Pink-colored roseate spoonbills, herons and palm warblers fly overhead, all while golfers spend their day on the greens.

When it comes to enhancing and protecting its wildlife habitat on the course, Pine Lakes Golf Course is on the right track.

The course, which is the newest and longest course on Jekyll Island, recently received certification in Environmental Planning from the Audubon Cooperative Sanctuary Program for golf courses.

The 18-hole golf course was originally designed and built in 1968, and was renovated in 2002.

It now includes new lakes and bunkers, redesigned greens and drainage improvements and other property preservation and enhancement efforts which helped the course earn its environmental certification.

"By joining and participating in the (sanctuary program), Pine Lakes Golf Course will be involved in projects that enhance habitats for wildlife and preserve natural resources for the benefit of the local community," said Erica England, communications specialist for the Jekyll Island Authority.

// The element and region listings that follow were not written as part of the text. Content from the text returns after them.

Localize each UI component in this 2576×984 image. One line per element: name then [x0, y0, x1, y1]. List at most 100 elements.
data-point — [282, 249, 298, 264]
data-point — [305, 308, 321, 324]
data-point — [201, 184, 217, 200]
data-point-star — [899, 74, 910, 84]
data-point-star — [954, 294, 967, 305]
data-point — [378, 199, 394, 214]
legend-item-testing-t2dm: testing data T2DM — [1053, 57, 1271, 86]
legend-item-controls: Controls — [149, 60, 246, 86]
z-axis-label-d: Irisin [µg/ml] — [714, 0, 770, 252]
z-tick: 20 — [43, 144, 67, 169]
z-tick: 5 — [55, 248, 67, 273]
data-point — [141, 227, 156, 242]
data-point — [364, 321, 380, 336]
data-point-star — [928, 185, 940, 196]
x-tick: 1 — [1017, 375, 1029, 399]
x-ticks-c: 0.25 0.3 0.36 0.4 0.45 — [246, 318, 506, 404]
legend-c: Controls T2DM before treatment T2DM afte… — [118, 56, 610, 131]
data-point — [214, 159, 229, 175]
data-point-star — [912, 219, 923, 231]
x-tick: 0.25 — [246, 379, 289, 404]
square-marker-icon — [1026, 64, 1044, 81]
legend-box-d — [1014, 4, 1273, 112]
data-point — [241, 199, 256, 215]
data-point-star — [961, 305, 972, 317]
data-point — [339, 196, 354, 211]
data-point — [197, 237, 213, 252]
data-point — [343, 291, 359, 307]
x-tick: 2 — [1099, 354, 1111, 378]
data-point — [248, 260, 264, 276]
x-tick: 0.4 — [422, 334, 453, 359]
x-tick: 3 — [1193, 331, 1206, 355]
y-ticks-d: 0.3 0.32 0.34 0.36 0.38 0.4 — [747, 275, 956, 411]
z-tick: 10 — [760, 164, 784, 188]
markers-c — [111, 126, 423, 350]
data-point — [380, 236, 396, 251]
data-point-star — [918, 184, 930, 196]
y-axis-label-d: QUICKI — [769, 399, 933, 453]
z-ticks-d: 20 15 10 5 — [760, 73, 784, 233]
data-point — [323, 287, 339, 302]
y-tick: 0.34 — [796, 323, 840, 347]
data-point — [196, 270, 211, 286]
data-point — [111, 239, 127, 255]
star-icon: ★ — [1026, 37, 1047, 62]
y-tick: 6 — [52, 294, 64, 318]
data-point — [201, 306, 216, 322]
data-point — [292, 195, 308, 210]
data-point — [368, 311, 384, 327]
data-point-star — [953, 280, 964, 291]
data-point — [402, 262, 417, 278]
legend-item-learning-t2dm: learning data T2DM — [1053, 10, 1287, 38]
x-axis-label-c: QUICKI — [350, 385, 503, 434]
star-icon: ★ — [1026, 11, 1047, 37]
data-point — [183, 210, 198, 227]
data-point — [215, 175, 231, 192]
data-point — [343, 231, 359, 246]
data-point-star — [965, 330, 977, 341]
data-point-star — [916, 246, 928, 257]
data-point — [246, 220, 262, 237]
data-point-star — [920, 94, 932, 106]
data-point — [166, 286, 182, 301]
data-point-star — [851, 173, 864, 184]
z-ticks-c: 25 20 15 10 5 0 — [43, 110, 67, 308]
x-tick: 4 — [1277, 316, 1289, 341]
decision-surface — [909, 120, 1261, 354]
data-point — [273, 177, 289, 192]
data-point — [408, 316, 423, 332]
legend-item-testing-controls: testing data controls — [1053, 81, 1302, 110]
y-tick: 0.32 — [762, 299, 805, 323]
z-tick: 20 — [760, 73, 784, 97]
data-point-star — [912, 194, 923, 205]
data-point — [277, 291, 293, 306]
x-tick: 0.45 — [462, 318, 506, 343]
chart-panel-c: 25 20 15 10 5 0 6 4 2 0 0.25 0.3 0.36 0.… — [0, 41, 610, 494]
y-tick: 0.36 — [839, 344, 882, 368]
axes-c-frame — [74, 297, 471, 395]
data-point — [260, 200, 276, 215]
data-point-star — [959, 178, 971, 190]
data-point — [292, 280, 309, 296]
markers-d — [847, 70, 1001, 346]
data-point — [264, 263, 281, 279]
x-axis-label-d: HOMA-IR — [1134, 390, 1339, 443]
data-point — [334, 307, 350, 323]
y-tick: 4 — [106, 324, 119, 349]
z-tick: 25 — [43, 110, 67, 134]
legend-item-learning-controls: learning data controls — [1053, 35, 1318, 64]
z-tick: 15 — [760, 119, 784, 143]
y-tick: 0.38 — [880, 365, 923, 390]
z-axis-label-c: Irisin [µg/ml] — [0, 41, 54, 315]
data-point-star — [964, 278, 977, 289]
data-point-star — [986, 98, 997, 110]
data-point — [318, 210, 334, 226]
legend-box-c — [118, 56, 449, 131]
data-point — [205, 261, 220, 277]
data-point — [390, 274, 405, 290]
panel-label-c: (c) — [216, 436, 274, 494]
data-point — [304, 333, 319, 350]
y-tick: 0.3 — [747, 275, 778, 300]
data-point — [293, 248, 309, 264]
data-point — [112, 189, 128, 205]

According to the certification status report, Pine Lakes displayed a great amount of promise toward becoming an accommodating sanctuary, with areas of opportunity in strengthening a previous commitment to wildlife and habitat management, chemical use reduction and safety, water conservation, water quality management, plus outreach and education.

The program provides an advisory service to help existing golf courses, such as Pine Lakes develop effective conservation and wildlife enhancement programs.

Projects may include placing nesting boxes for birds such as bluebirds and swallows, using integrated pest management techniques, conserving water and maintaining food and cover for wildlife.

The environmental plan for Pine Lakes was developed by Golf Course Superintendent John Neidhardt.

Neidhardt also received recognition from the Audubon program for his role in the creation and implementation of the plan.

"All the natural areas on Jekyll Island are important for us to preserve," England said. "It's such a great honor that this really reputable group recognized our golf course for doing so."